With 14,400 new infections in 2018, the 25–34 age group was the one with the highest estimated HIV incidence in the United States, accounting for 39.6% of the total new infections in 2018 [8]. Our findings suggest that the population belonging to this age group significantly increased utilization of PrEP after Medicaid expansion. This has important implications. First, the increased utilization of PrEP among the population presenting the highest incidence suggests a certain degree of risk self-awareness among this population; growing awareness and increased access to PrEP may be expected to decrease HIV incidence in this age group in the foreseeable future. Second, our findings suggest the presence of a significant number of people who were not able to access PrEP because the state they lived in had not adopted Medicaid expansion; this may be particularly worrisome for those states whose estimated HIV incidence is above national average, and where Medicaid expansion, as of July 2020, has not been adopted, such as Florida or Georgia. Third, there exists a well-documented coverage gap [18] by which millions of Americans who remain ineligible for Medicaid do not have the financial means for a private health insurance, and are therefore uninsured: among these, those who want to access PrEP may still face cost barriers even in the states that adopted Medicaid expansion; urgent and specific solutions should be implemented to address the needs of this particular population. Finally, although Medicaid expansion increased PrEP utilization, the effect of the cost of medical visits and laboratory tests, recommended by the CDC for ongoing PrEP users, likely contributed to lowering the overall observed effect.

Medicaid expansion was previously found to be associated with an increase in access to primary care and with an increase in the likelihood of having annual check-up [2, 3], both of which may be on the pathway between the ACA and PrEP use: a mediation analysis investigating these relations may constitute the object of future research.

The described strengths of this study are accompanied by several limitations. First, data are derived from prescriptions to unique people; however, not everyone who fills a prescription uses it, which implies that the reported number of PrEP users in the US may be overestimated. Second, AIDSVu’s PrEP data originate from Source Healthcare Analytics (SHA) which collects data from over 54,000 pharmacies, 1500 hospitals, 800 outpatient facilities, and 80,000 physician practices across the US; however, SHA’s dataset excludes entities that do not make their data available, the amount of which is not quantifiable: as a result, the dataset used underestimates the total number of PrEP users in the US [13]. Finally, PrEP data could not be stratified by race or ethnicity and therefore it is not possible to estimate the effect of Medicaid expansion on PrEP uptake among Blacks or Whites: because the unmet HIV prevention needs are particularly relevant among African American and Hispanic populations [14], being able to stratify the results by race or ethnicity would have been desirable, and further research should be conducted to investigate whether there exist significant race-based disparities in PrEP utilization among Medicaid beneficiaries. These data limitations may result in information bias, which could itself generate measurement errors and estimates that differ from the true population parameters. These effects may balance each other; however, it is unknown whether any of the two effects prevails and the direction of the bias cannot be determined.
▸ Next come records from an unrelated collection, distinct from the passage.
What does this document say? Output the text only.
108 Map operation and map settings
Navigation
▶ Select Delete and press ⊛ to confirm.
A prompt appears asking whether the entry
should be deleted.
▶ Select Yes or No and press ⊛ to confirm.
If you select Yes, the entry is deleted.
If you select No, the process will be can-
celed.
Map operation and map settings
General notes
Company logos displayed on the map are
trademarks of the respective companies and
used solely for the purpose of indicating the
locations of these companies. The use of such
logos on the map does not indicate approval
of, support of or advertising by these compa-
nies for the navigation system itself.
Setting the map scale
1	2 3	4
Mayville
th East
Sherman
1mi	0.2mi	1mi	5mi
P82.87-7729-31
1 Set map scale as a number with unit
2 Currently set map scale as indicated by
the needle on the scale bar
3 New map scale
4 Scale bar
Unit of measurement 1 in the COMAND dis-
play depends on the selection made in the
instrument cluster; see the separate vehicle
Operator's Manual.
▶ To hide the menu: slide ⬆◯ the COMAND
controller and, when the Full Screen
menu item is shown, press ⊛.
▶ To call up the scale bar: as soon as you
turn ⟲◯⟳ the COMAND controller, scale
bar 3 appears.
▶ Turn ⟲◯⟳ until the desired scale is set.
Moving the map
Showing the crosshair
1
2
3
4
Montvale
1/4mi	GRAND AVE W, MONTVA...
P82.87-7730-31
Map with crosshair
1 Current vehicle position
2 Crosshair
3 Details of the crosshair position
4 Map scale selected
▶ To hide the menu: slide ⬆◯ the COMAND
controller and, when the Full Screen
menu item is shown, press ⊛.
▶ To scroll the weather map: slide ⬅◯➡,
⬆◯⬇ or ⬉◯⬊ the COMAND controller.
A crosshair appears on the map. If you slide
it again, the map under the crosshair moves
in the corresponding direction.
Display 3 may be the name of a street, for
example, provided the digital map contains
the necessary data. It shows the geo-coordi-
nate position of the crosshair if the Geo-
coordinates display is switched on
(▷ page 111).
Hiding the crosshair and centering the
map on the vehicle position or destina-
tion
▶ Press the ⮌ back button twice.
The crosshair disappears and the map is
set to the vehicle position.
This study investigated the effect of Medicaid expansion on PrEP utilization in the United States over the period 2012–2018. The findings of this study suggest that males in the 25–34 age group were the population that more than others increased their access to PrEP after Medicaid expansion. This has important policy implications as thirteen states have not yet adopted Medicaid expansion. States that have not expanded Medicaid that are in need of controlling the HIV epidemic may consider the benefits of a policy change.